Take a pinch of Vancouver’s gaming talent, add a dash of Seattle’s hardware expertise, toss in stronger economic ties between the cities and the Cascadia region may have a sure-fire win in mixed reality technology.

“This is a technology that will sweep across many different industries, from architecture, to industrial design, to healthcare,” Microsoft (Nasdaq: MSFT) president Brad Smith told a Seattle audience at the second-annual Cascadia Innovation Corridor Conference on September 12.

The two-day conference got its start last year in Vancouver with the aim of strengthening the economic ties between the two cities’ tech sectors.

Similar to augmented reality (AR) and virtual reality (VR), mixed reality uses headsets like Microsoft’s HoloLens to project digital images into one’s field of view as if it were appearing before them in real life.

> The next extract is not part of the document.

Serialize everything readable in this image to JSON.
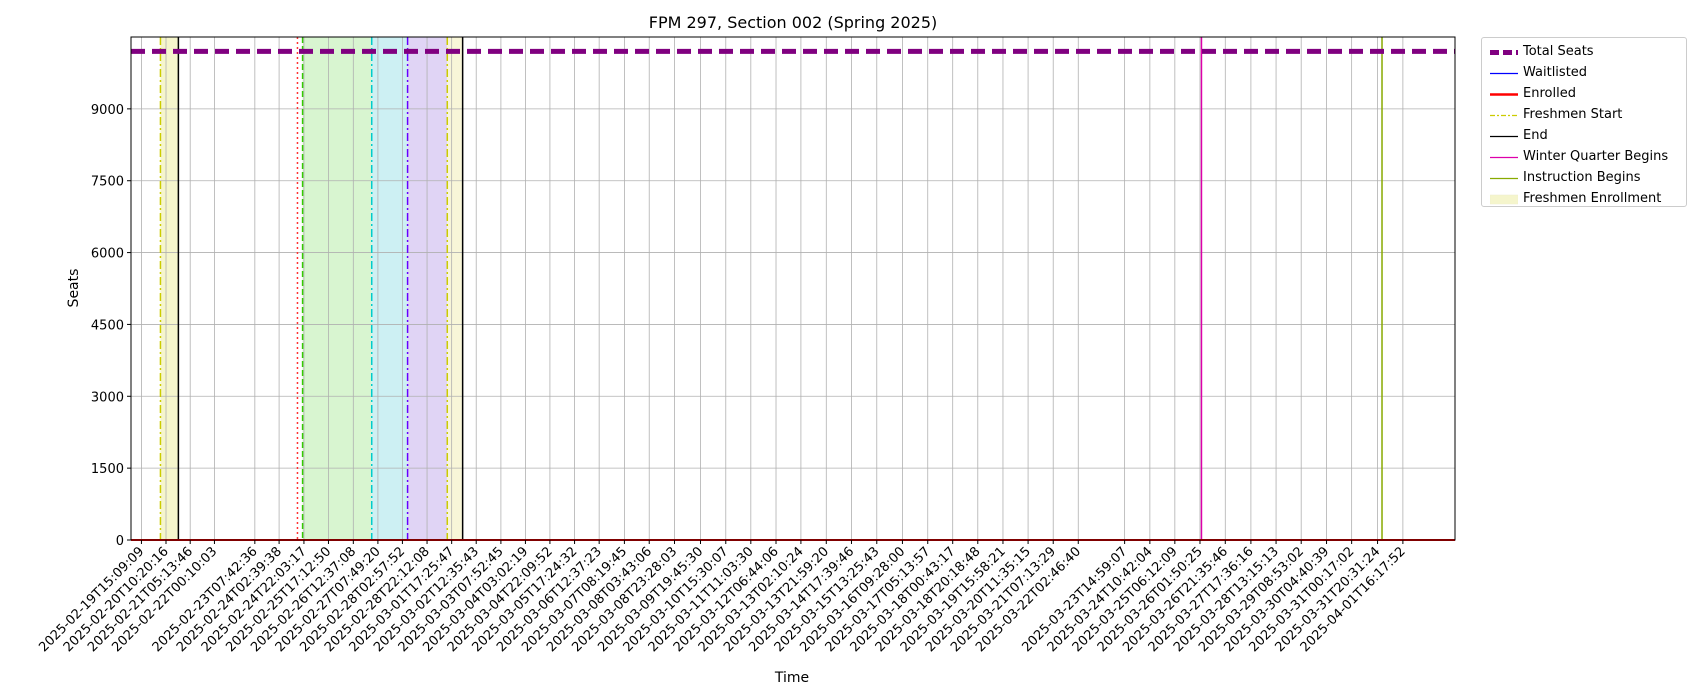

For example, when a user dons the HoloLens, a jet engine in the design stages appears as a giant, three-dimensional hologram in front of someone’s face that could help engineers work out kinks in the mechanics before it goes into production.

“AR/VR is the slap-your-forehead area for growth in the two regions,” John Wenstrup, managing director at the Boston Consulting Group’s Seattle office, told Business In Vancouver following his speech at the conference.

“It is alternatively the chocolate and peanut butter. Vancouver has the chocolate in the form of games developers, digital media companies who are going to be the leading edge of the applications and also the capabilities associated with AR/VR.”

In 2016, Microsoft selected Port Coquitlam-based Finger Food Studios as one of eight global agencies for a special program focused on developing holographic apps for the HoloLens. Finger Foods was given access to Microsoft hardware and other resources to further develop the uses for the HoloLens.

Later in the year, Finger Food Studios unveiled a $1-million, 26,000-square-foot facility known as the HoloDeck, where it’s now developing these apps.

Seattle, meanwhile, possess the “peanut butter” Wenstrup spoke of in the form of being the home base for the HoloLens device.

“And that chocolate and peanut butter coming together to make a delicious candy bar is so obvious. But it’s not happening at the scale and speed required. And the worry is Silicon Valley will basically eclipse us.”

The market for augmented reality is estimated to reach revenues of US$80 billion by 2025, according to a 2016 report from New York-based Goldman Sachs investment bank.

“This is a market that is set to explode,” Smith said.

Meanwhile, Vancouver-based BuildDirect CEO Jeff Booth told the audience during his speech that the advent of mixed reality is akin to that of the mobile phone.

“If you think about the mobile phone, it changed our lives and all the different technologies and companies that sit on top of the mobile phone,” he said.

“This can have that type of game-changing power.”